Double up legume technology

 

Malawi’s agricultural production levels and soil fertility continue to plummet due to lack of crop rotation and over use of the same pieces of land.

The economy is agricultural based with soil being the primary and most important basic resource.

As a nation we surely have to devise ways and means of revamping our lost soil fertility so as to feed ourselves and have surplus for income diversification.

Double up technology using legumes can improve crop yields
Double up technology using legumes can improve crop yields

As most of the focus in agricultural circles is on the smallholder farmer, so is this article.

Their plight is well documented but their fate not compounded; there are so many ways of helping out this so called “marginalised” group.

But what is really the bone of contention within the smallholder circles? These smallholder farmers often have small land holding sizes, poor production practices leading to low yields and poor decision making on what to grow due to, among other reasons, lack of market information.

Some of these problems can be solved by what the farmers know and are already used to with just a little modification.

Smallholder farmers often intercrop two or more crops in their fields, and usually this involves maize and groundnut or cowpea.

The reasons for intercropping are many, including to get more crops if land is limited, some crops are considered too minor to occupy land on their own and to diversify family diet and income sources.

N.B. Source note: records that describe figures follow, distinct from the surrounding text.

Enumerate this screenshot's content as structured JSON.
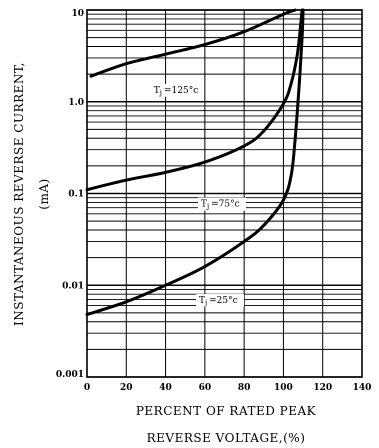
{
  "chart_data": {
    "type": "line",
    "xlabel_line1": "PERCENT OF RATED PEAK",
    "xlabel_line2": "REVERSE VOLTAGE,(%)",
    "ylabel_line1": "INSTANTANEOUS REVERSE CURRENT,",
    "ylabel_line2": "(mA)",
    "x_ticks": [
      "0",
      "20",
      "40",
      "60",
      "80",
      "100",
      "120",
      "140"
    ],
    "x_tick_values": [
      0,
      20,
      40,
      60,
      80,
      100,
      120,
      140
    ],
    "y_ticks": [
      "0.001",
      "0.01",
      "0.1",
      "1.0",
      "10"
    ],
    "y_tick_values": [
      0.001,
      0.01,
      0.1,
      1.0,
      10
    ],
    "xlim": [
      0,
      140
    ],
    "ylim": [
      0.001,
      10
    ],
    "y_scale": "log",
    "grid": true,
    "series": [
      {
        "name": "Tj=125°c",
        "label_main": "T",
        "label_sub": "j",
        "label_rest": "=125°c",
        "label_at": [
          34,
          1.25
        ],
        "points": [
          [
            2,
            1.9
          ],
          [
            20,
            2.6
          ],
          [
            40,
            3.3
          ],
          [
            60,
            4.2
          ],
          [
            80,
            5.8
          ],
          [
            100,
            9.0
          ],
          [
            106,
            10.0
          ]
        ]
      },
      {
        "name": "Tj=75°c",
        "label_main": "T",
        "label_sub": "j",
        "label_rest": "=75°c",
        "label_at": [
          58,
          0.072
        ],
        "points": [
          [
            0,
            0.11
          ],
          [
            20,
            0.14
          ],
          [
            40,
            0.17
          ],
          [
            60,
            0.22
          ],
          [
            80,
            0.33
          ],
          [
            90,
            0.48
          ],
          [
            100,
            0.95
          ],
          [
            104,
            1.6
          ],
          [
            107,
            3.2
          ],
          [
            108.5,
            6.0
          ],
          [
            109.5,
            10.0
          ]
        ]
      },
      {
        "name": "Tj=25°c",
        "label_main": "T",
        "label_sub": "j",
        "label_rest": "=25°c",
        "label_at": [
          57,
          0.0064
        ],
        "points": [
          [
            0,
            0.0048
          ],
          [
            20,
            0.0066
          ],
          [
            40,
            0.01
          ],
          [
            60,
            0.016
          ],
          [
            80,
            0.03
          ],
          [
            90,
            0.045
          ],
          [
            100,
            0.085
          ],
          [
            104,
            0.16
          ],
          [
            106,
            0.4
          ],
          [
            108,
            1.5
          ],
          [
            109.5,
            5.0
          ],
          [
            110,
            10.0
          ]
        ]
      }
    ]
  }
}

There is a relatively new phenomenon that involves intercropping two legumes that have different growth habits called the double-up legume technology.

It is an approach that takes advantage of beneficial interactions between the two legume crops.

Successful doubled-up legume intercropping systems mostly involve pigeon pea. It has been established that pigeon pea grows very slowly for the first two months after planting which makes it very suited to intercropping (including with maize).

It follows that pigeon pea can be intercropped with either groundnut or soybean, without too much competition for water, nutrients and sunlight.

Pigeon pea only starts rapid growth when soybean or groundnuts are approaching maturity.

Groundnut or soybean mature first in about four months and are harvested. After this, pigeon pea continues to grow as a sole crop, forms pods, and will be harvested later.

This way we ‘double’ the crops/food and ‘double’ the soil fertility benefits since both legume crops add fertility to the soil.

This way, if maize is grown a year following this double up technology, yields are way better than the conventional way.

This is as a result of the large amount of organic mulch through pigeon pea leaves that fall to the ground as the crop matures. Pigeon peas also have roots than run deep; hence, improving the soil’s structure.

The other legume (soya bean or groundnuts) intercropped with pigeon peas also adds other nutrients to the soil; notably nitrogen fixed through nodules. n

 

*Gerald Siwombo is an agribusiness expert and consultant based in Lilongwe. His work is mainly based on agricultural value chains of almost all crops.